In a move to cater to the growing market for luxury assisted living residences, the Sunrise at East 56th and the Apsley, which is currently under construction on the Upper West Side, were developed by Welltower Inc., a healthcare infrastructure company, as well as international real-estate firm Hines, and Sunrise Senior Living .
“We’re trying to move to the nexus of hospitality and healthcare. We want to create communities where the adult daughter is envious, not guilty about having mom in senior living,” said Maria Davlantes, chief marketing officer of Sunrise Senior Living.
“For many years, luxury senior living has not been markets we’ve looked at before. The two in New York are unique to us,” said Denise Falco, senior vice president of operations at Sunrise Senior Living. “But luxury in urban settings – this is only the start.”

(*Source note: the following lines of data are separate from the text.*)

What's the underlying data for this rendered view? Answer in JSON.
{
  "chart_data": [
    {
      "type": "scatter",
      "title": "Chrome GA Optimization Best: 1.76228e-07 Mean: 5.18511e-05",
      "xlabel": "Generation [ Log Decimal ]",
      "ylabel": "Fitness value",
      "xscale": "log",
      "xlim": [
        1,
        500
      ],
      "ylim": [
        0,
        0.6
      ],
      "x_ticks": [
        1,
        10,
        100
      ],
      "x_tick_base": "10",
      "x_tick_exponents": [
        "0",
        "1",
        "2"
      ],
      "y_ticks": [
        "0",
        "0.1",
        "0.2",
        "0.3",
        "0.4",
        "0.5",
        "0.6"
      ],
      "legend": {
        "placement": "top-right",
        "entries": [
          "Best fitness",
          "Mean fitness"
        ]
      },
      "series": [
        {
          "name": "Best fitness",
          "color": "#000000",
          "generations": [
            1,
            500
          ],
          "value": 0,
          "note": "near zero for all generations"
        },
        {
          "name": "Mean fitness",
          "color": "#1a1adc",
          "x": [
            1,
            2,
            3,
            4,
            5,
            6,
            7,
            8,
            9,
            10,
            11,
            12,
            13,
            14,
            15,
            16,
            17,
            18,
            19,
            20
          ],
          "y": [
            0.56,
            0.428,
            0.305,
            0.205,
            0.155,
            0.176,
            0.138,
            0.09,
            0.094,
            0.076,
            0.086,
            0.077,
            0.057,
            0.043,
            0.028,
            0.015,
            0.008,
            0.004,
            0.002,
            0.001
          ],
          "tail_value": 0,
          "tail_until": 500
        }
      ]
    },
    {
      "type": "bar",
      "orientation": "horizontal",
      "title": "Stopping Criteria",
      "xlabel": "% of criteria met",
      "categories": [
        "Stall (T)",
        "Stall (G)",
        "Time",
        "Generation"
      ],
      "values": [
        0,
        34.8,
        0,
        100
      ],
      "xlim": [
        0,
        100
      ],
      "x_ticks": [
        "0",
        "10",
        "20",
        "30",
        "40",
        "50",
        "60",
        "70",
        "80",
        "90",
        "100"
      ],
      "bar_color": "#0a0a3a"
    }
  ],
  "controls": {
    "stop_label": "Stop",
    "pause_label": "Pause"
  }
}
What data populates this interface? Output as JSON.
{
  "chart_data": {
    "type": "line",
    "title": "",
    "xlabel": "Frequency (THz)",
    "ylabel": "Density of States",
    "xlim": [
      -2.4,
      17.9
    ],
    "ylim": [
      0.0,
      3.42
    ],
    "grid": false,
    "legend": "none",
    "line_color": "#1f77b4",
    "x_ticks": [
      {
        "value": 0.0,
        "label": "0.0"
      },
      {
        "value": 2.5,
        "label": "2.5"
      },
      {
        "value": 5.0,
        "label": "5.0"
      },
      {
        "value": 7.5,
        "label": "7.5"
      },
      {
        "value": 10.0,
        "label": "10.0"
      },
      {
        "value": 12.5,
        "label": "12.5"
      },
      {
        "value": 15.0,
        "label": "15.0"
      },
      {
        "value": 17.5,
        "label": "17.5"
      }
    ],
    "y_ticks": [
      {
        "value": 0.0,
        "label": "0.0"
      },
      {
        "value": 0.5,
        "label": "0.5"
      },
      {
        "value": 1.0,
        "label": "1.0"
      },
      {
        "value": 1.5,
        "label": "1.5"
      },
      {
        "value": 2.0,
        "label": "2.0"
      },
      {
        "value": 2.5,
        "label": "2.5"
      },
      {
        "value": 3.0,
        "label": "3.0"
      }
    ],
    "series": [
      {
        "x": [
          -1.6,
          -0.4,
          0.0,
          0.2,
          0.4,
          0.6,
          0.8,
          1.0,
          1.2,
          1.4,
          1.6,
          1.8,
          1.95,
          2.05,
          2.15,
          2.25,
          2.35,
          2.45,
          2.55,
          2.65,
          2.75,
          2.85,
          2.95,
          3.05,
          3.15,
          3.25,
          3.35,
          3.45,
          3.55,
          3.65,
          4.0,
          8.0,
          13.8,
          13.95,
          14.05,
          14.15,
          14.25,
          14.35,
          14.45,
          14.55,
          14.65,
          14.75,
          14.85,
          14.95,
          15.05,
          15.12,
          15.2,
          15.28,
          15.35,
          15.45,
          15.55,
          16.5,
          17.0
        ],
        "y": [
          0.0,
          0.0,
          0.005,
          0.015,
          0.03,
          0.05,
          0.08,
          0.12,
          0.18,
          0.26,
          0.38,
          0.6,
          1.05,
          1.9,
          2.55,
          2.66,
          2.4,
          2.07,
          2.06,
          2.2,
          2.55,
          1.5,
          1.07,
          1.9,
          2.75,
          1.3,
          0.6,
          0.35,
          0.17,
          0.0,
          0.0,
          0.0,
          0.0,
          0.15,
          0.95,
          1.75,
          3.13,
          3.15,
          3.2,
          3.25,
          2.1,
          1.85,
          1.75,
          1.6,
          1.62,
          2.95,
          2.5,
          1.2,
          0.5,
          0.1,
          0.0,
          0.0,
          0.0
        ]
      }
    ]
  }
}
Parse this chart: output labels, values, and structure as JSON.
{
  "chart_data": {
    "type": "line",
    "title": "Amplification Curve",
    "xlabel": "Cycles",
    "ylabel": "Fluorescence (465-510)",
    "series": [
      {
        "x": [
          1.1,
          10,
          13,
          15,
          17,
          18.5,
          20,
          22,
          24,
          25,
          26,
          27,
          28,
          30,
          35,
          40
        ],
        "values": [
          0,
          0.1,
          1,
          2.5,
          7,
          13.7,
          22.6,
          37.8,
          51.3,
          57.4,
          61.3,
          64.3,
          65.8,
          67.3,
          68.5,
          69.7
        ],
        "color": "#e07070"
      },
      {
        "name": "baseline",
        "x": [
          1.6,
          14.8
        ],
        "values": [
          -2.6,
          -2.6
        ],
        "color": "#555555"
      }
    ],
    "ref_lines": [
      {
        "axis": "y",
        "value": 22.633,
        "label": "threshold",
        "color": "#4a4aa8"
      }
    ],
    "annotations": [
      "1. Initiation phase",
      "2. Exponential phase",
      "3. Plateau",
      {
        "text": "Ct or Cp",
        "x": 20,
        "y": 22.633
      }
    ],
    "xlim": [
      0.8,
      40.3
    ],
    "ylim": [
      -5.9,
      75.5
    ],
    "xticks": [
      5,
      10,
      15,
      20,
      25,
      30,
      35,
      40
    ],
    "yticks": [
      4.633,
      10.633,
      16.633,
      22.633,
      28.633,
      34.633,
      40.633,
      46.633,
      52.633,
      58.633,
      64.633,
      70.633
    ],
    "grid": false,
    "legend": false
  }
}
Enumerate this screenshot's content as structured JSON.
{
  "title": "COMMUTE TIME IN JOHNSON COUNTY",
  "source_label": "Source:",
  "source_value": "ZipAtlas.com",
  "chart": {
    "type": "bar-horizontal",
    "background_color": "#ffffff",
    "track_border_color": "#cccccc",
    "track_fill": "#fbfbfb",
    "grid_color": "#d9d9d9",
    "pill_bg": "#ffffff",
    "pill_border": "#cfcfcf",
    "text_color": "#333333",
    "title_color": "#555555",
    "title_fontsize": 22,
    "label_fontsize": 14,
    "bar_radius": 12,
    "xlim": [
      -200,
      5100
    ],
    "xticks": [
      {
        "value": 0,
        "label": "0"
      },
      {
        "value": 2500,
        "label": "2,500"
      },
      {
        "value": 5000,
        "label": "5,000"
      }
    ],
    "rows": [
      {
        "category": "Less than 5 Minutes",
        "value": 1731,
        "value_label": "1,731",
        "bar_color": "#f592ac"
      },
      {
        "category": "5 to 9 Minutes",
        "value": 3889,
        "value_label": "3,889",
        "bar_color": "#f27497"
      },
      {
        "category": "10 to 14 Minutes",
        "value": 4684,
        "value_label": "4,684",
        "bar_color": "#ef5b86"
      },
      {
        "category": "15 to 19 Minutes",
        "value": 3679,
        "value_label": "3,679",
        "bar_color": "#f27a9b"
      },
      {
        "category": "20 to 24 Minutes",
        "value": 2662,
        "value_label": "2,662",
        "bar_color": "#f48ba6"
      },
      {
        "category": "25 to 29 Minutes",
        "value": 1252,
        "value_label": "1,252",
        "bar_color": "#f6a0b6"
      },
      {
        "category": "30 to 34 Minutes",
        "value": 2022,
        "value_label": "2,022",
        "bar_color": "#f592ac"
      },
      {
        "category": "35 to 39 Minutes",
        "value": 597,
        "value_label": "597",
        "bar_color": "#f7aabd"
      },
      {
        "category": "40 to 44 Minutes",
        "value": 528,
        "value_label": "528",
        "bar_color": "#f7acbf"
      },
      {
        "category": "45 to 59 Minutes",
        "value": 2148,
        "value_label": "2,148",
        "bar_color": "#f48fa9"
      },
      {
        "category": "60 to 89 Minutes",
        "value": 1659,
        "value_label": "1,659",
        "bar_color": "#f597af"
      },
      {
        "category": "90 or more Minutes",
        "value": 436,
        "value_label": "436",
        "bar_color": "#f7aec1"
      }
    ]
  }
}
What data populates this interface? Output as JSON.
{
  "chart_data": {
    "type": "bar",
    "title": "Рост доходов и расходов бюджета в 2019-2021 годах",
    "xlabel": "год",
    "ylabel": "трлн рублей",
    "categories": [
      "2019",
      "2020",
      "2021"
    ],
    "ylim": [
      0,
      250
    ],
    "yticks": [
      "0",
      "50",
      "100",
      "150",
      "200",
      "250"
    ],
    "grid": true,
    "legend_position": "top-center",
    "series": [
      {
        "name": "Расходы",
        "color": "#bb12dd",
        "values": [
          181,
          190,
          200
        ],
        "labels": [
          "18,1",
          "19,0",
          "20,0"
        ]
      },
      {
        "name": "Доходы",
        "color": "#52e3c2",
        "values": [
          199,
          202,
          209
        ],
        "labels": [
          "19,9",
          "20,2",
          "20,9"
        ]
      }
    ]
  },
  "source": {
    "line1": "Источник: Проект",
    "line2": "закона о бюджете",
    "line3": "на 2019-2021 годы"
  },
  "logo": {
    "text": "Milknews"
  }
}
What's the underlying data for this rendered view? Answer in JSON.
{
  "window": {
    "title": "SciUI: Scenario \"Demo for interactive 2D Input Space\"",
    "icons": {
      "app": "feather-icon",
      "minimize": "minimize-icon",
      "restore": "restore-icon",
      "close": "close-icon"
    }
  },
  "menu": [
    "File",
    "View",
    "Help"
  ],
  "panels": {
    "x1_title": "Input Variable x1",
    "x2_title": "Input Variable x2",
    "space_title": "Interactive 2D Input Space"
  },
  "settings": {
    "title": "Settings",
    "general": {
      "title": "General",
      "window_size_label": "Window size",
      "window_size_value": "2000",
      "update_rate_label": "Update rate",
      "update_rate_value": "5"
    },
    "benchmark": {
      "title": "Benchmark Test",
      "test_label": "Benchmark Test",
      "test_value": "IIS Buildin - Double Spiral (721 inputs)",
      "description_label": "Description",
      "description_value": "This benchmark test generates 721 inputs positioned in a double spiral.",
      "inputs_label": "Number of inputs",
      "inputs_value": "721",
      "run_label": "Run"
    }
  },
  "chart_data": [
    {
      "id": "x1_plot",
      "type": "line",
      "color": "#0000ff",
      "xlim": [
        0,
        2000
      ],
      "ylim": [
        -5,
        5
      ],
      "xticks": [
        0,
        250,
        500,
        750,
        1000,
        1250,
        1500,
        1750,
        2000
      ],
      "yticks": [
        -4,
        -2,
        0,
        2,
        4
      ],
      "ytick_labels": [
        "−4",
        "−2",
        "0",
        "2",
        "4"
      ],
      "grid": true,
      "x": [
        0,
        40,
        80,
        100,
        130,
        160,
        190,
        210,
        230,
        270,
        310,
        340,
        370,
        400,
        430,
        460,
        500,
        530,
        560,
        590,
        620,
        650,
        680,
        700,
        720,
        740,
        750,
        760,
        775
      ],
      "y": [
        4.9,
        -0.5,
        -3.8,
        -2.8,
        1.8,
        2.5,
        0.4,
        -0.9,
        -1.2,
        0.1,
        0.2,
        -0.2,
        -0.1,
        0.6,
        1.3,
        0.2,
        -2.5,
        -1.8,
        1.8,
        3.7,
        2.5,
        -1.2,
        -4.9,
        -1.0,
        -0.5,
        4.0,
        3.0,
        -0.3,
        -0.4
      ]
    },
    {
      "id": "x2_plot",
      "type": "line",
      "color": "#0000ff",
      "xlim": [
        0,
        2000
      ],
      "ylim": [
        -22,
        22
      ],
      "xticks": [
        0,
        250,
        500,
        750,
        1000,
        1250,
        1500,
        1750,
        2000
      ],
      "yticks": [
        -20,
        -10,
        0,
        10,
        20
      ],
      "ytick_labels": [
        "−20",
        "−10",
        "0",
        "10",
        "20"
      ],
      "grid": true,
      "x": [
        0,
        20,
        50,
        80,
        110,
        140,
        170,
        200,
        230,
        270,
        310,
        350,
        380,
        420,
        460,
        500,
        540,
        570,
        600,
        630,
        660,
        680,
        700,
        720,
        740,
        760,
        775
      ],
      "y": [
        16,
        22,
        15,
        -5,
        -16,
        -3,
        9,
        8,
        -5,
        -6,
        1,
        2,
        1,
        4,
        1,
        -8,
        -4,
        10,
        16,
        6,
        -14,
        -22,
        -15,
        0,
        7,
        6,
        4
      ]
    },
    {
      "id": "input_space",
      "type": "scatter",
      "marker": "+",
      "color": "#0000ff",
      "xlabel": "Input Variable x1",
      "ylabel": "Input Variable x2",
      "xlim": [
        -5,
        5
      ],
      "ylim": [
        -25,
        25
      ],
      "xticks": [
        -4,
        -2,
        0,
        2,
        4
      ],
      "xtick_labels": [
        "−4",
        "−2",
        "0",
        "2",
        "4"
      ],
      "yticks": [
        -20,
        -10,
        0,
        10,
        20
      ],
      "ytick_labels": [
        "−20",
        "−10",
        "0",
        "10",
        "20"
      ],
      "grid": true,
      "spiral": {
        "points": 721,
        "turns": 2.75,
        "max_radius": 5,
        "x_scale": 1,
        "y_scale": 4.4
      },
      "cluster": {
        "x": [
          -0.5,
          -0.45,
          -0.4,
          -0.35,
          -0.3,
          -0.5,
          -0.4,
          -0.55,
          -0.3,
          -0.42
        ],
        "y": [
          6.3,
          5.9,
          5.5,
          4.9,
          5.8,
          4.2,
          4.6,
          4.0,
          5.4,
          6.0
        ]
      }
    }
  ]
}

All of this luxury comes with an equally luxurious price tag, of course. A slot at Sunrise at East 56th starts at $15,000 a month. That compares with the national median cost of $4,500 a month or $54,000 a year at an assisted living facility in the U.S., according to Genworth Financial. The average monthly cost of memory care is $7,277, according to the National Investment Center.
Affluent seniors are willing to pay for the price of luxury, but have high expectations.
“The demographic absolutely has high demands. They have lived very quality lives and expect that quality to continue,” Falco said.
Lobby/Courtesy: Coterie Hudson Yards
Other senior luxury residences exist, such as the Coterie venture between Atria Senior Living and developer Related, which feature centers in San Francisco (Coterie Cathedral Hill) and Manhattan (Coterie Hudson Yards) that boast one-to-one resident-to-staff ratios and in-house restaurants with chefs trained in Michelin-starred restaurants.
Lippman said he’s happy with the assisted living services at Sunrise at East 56th.
“I would like them to take 10 years off my life and they can’t help me with that. Other than that, I am pleased,” Lippman said.